# physics help?

(a) A maple samara or "helicopter" of mass 67 mg falls 3.1 m, starting from rest. The trip to the ground takes 5.0 s. What is the magnitude of the upward force of lift exerted by the air on the samara?

(b) A 62-kg parachutist is falling at 53 m/s when her parachute opens. She falls a further 148 m in 5.0 s. What was the force exerted on the parachutist by the parachute? (Neglect the much smaller force of air resistance on the parachutist herself.)

### 4 Answers

- oubaasLv 73 weeks ago
(a)

A maple samara or "helicopter" of mass 67 mg falls 3.1 m, starting from rest. The trip to the ground takes 5.0 s. What is the magnitude of the upward force of lift exerted by the air on the samara?

acceleration a = 2h/t^2 = 6.2/5^2 = 0.248 m/sec^2

friction force FF = m*(g-a) = 67*10^-6*(9.807-0.248) = 0.64 mN (supposedly constant)

(b) A 62-kg parachutist is falling at 53 m/s when her parachute opens. She falls a further 148 m in 5.0 s. What was the force exerted on the parachutist by the parachute? (Neglect the much smaller force of air resistance on the parachutist herself.)

148 = V*t+a/2*t^2

148 = 53*5+a*25/2

a = (148-265)/12.5 = -9.36 m/sec^2

module of F = m*(g-a) = 62*(9.36+9.807) = 1200 N (two significant figures)

versus of F = opposite to g = up

- FiremanLv 74 weeks ago
(a) Let the acceleration of fall is a m/s^2

=>By s = ut + 1/2at^2

=>3.1 = 0 + 1/2 x a x (5)^2

=>a = 0.25 m/s^2

Thus By F(net) = F(gravity) - F(upward Thrust by air)

=>ma = mg - F(T)

=>F(T) = m x (g-a)

=>F(T) = 67 x 10^-3 x (9.8 - 0.25)

=>F(T) = 0.64 Newton

(b) Let the acceleration of fall is a m/s^2 after the parachute opens,

=>s = ut + 1/2at^2

=>148 = 53 x 5 + 1/2 x (-a) x (5)^2 {a -ve as it is retarding the motion}

=>a = 9.36 m/s^2 (upward)

Thus By F(net) = F(gravity) - F(upward Thrust by air)

=>ma = mg - F(T)

=>F(T) = m x (g-a)

=>F(T) = 62 x (9.8 - 9.36)

=>F(T) = 27.28 Newton

- NCSLv 74 weeks ago
(b) "falls a further 148 m in 5.0 s" makes her average velocity during this time

Vavg = 148m / 5.0s = 29.6 m/s

Vavg = 29.6 m/s = ½(53m/s + V)

where V is her speed at the end of the 5.0 s

V = 6.2 m/s

V² = U² + 2as

6.2² = 53² + 2*a*148m

solves to

a = -9.36 m/s²

so the upward force is

F = m(g - a) = 62kg * (9.81 - -9.36)m/s² = 1189 N

(a) Starting from rest we can rearrange s = ½at² to get

a = 2s / t² = 6.2m / (5.0s)² = 0.248 m/s²

by newton's second,

net force = ma = mg - lift

67E-6kg * 0.248m/s² = 67E-6kg * 9.81m/s² - lift

lift = 6.4E-4 N or 640 µN

Hope this helps!

- oldprofLv 74 weeks ago
(a) A maple samara or "helicopter" of mass m = 67 mg falls h = 3.1 m, starting from rest. The trip to the ground takes T = 5.0 s. What is the magnitude of the upward force of lift exerted by the air on the samara?
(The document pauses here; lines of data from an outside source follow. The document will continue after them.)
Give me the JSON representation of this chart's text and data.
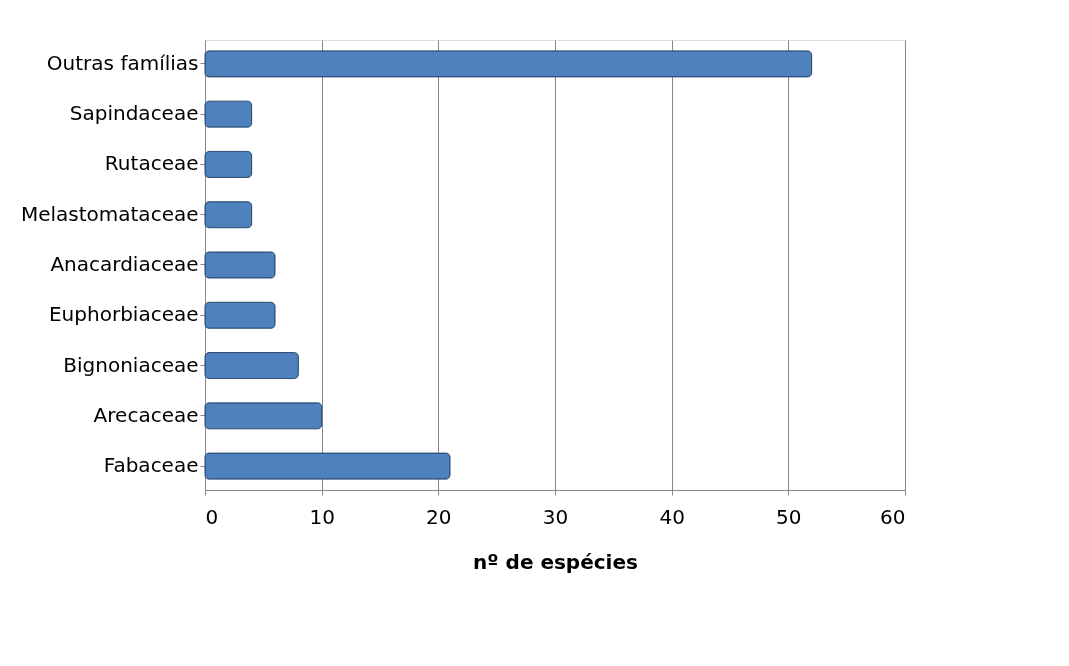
{
  "chart_data": {
    "type": "bar",
    "orientation": "horizontal",
    "xlabel": "nº de espécies",
    "categories": [
      "Outras famílias",
      "Sapindaceae",
      "Rutaceae",
      "Melastomataceae",
      "Anacardiaceae",
      "Euphorbiaceae",
      "Bignoniaceae",
      "Arecaceae",
      "Fabaceae"
    ],
    "values": [
      52,
      4,
      4,
      4,
      6,
      6,
      8,
      10,
      21
    ],
    "color": "#4f81bd",
    "xlim": [
      0,
      60
    ],
    "xticks": [
      0,
      10,
      20,
      30,
      40,
      50,
      60
    ],
    "grid": "x"
  }
}
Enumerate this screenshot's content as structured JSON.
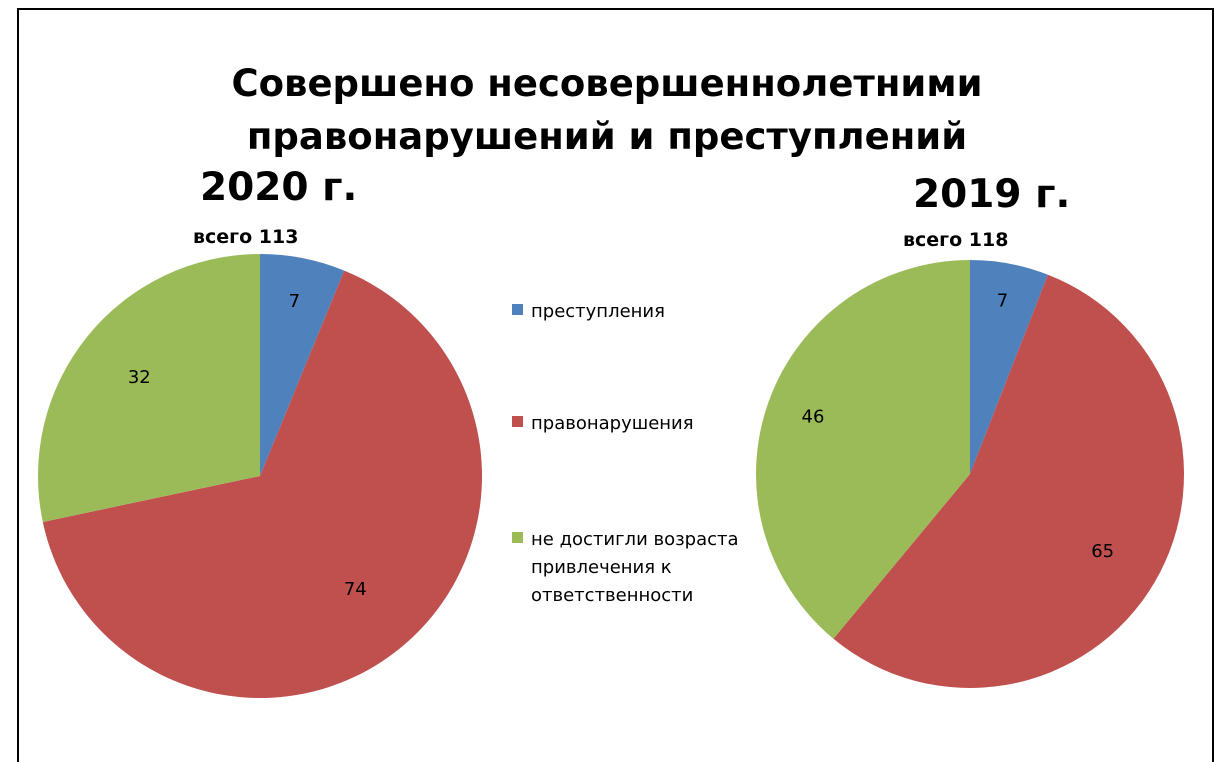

From h = 1/2 aT^2 we have a = 2h/T^2 as the acceleration to the ground. And from f = ma = W - Fy we have upward drag force Fy = W - ma = m(g - a) = m(g - 2h/T^2) = .067*(9.81 - 2*3.1/25) = 0.640654 N. ANS.

(b) A M = 62-kg parachutist is falling at V = 53 m/s when her parachute opens. She falls a further s = 148 m in T = 5.0 s. What was the force exerted on the parachutist by the parachute? (Neglect the much smaller force of air resistance on the parachutist herself.)

From s = 1/2 aT^2 we have a = 2s/T^2 as the acceleration while chuted. Assuming the weight of the chutist (with chute) is W = Mg the net force f = W - D = Ma so that D = W - Ma = M(g - a) = 62*(9.81 - 2*148/25) = -126 N upward. ANS.